Do You Eat Mindfully?

I once tried to explain the concept of eating mindfully to my son, as I watched him devour a plate of spaghetti.

He looked at me like I’d really lost my marbles and with a voice full of disdain said “Mom, I think I know what I’m eating.”

However, eating mindfully goes beyond knowing what’s on your plate.

It’s about recognizing when you feel satisfied, rather than eating to the point of feeling ill.

It’s the difference between acknowledging that you’re indeed holding a plus-size bag of potato chips and realizing before you’ve eaten the entire bag, that you:

A)  Don’t care all that much for the flavor

B)   Aren’t particularly hungry

C)   Could have stopped after the first handful

That’s what we call being aware, as well as mindful of what we’re putting in our mouths.

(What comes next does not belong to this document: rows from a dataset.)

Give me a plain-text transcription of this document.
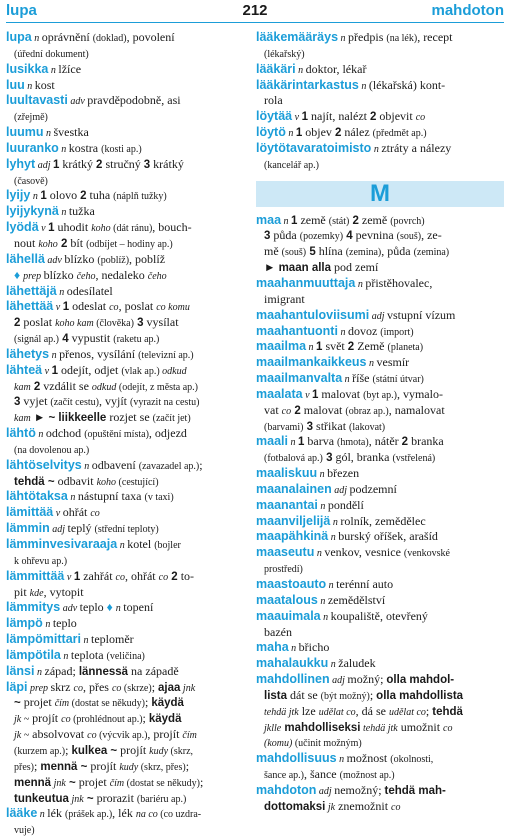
lupa	212	mahdoton
lupa n oprávnění (doklad), povolení
(úřední dokument)
lusikka n lžíce
luu n kost
luultavasti adv pravděpodobně, asi
(zřejmě)
luumu n švestka
luuranko n kostra (kosti ap.)
lyhyt adj 1 krátký 2 stručný 3 krátký
(časově)
lyijy n 1 olovo 2 tuha (náplň tužky)
lyijykynä n tužka
lyödä v 1 uhodit koho (dát ránu), bouch-
nout koho 2 bít (odbíjet – hodiny ap.)
lähellä adv blízko (poblíž), poblíž
♦ prep blízko čeho, nedaleko čeho
lähettäjä n odesílatel
lähettää v 1 odeslat co, poslat co komu
2 poslat koho kam (člověka) 3 vysílat
(signál ap.) 4 vypustit (raketu ap.)
lähetys n přenos, vysílání (televizní ap.)
lähteä v 1 odejít, odjet (vlak ap.) odkud
kam 2 vzdálit se odkud (odejít, z města ap.)
3 vyjet (začít cestu), vyjít (vyrazit na cestu)
kam ► ~ liikkeelle rozjet se (začít jet)
lähtö n odchod (opuštění místa), odjezd
(na dovolenou ap.)
lähtöselvitys n odbavení (zavazadel ap.);
tehdä ~ odbavit koho (cestující)
lähtötaksa n nástupní taxa (v taxi)
lämittää v ohřát co
lämmin adj teplý (střední teploty)
lämminvesivaraaja n kotel (bojler
k ohřevu ap.)
lämmittää v 1 zahřát co, ohřát co 2 to-
pit kde, vytopit
lämmitys adv teplo ♦ n topení
lämpö n teplo
lämpömittari n teploměr
lämpötila n teplota (veličina)
länsi n západ; lännessä na západě
läpi prep skrz co, přes co (skrze); ajaa jnk
~ projet čím (dostat se někudy); käydä
jk ~ projít co (prohlédnout ap.); käydä
jk ~ absolvovat co (výcvik ap.), projít čím
(kurzem ap.); kulkea ~ projít kudy (skrz,
přes); mennä ~ projít kudy (skrz, přes);
mennä jnk ~ projet čím (dostat se někudy);
tunkeutua jnk ~ prorazit (bariéru ap.)
lääke n lék (prášek ap.), lék na co (co uzdra-
vuje)
lääkemääräys n předpis (na lék), recept
(lékařský)
lääkäri n doktor, lékař
lääkärintarkastus n (lékařská) kont-
rola
löytää v 1 najít, nalézt 2 objevit co
löytö n 1 objev 2 nález (předmět ap.)
löytötavaratoimisto n ztráty a nálezy
(kancelář ap.)
M
maa n 1 země (stát) 2 země (povrch)
3 půda (pozemky) 4 pevnina (souš), ze-
mě (souš) 5 hlína (zemina), půda (zemina)
► maan alla pod zemí
maahanmuuttaja n přistěhovalec,
imigrant
maahantuloviisumi adj vstupní vízum
maahantuonti n dovoz (import)
maailma n 1 svět 2 Země (planeta)
maailmankaikkeus n vesmír
maailmanvalta n říše (státní útvar)
maalata v 1 malovat (byt ap.), vymalo-
vat co 2 malovat (obraz ap.), namalovat
(barvami) 3 střikat (lakovat)
maali n 1 barva (hmota), nátěr 2 branka
(fotbalová ap.) 3 gól, branka (vstřelená)
maaliskuu n březen
maanalainen adj podzemní
maanantai n pondělí
maanviljelijä n rolník, zemědělec
maapähkinä n burský oříšek, arašíd
maaseutu n venkov, vesnice (venkovské
prostředí)
maastoauto n terénní auto
maatalous n zemědělství
maauimala n koupaliště, otevřený
bazén
maha n břicho
mahalaukku n žaludek
mahdollinen adj možný; olla mahdol-
lista dát se (být možný); olla mahdollista
tehdä jtk lze udělat co, dá se udělat co; tehdä
jklle mahdolliseksi tehdä jtk umožnit co
(komu) (učinit možným)
mahdollisuus n možnost (okolnosti,
šance ap.), šance (možnost ap.)
mahdoton adj nemožný; tehdä mah-
dottomaksi jk znemožnit co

A frequently cited example of mindful eating, asks that you focus on a single raisin.

The idea is to really taste it.

To notice it’s sweetness, the chewy texture – even the wrinkly brown color, before you pop it into your mouth.

You might even realize – after years of eating raisins – that you don’t even like them that much, or that they’re much too sweet for your taste buds.

Moments like that create a huge aha!

Eating mindfully means engaging ALL your senses.

It starts in the kitchen, of course, when you’re first preparing a meal.

That’s when you notice the sputtering sound that olive oil makes when heated in a pan, or the heavenly aroma that subsequently fills your nostrils.

It means noticing the velvety texture, should you lick a drop of oil off your finger – plus the bland taste.

Unless, of course, your choice of oil is flavored, in which case your taste buds might be instantly awakened by a more nuanced tanginess.

Eating mindfully adds another layer of awareness to those of us on a gluten-free diet.

I say this because maintaining a gluten-free – or allergen friendly lifestyle – requires a certain amount of awareness by its very nature.

We can’t afford to take chances – our health and well-being depends on it.

That said, I don’t always eat as mindfully as I could, although I certainly do try.

More often than not, at the end of the meal, I find myself wishing I’d eaten slower and really taken in the flavors and texture of my meal.

Taking in our food visually, and admiring the colors or the presentation – that’s the easy part.

Really noticing what we’re eating – and why we’re eating it – that’s the part that’s hard.

So, that’s the challenge.

What do you think YOU could do differently?


  1. Love this post Karen! One thing I ask my clients (and myself) is: Do you eat while you’re doing something else – watching tv, driving, standing, etc.? If so, you’re not eating mindfully – you’re eating in distracted mode, and you can’t really enjoy your food that way (or notice when you’re full). Thanks for the great reminder.

    • Thanks for the feedback, Janelle – I’m glad you found this post helpful! I find it’s on-going challenge to be a mindful eater but important to be aware of. One of the speakers at the GIG Conference focused on Mindful Eating – she was excellent! Gave me even more to think about!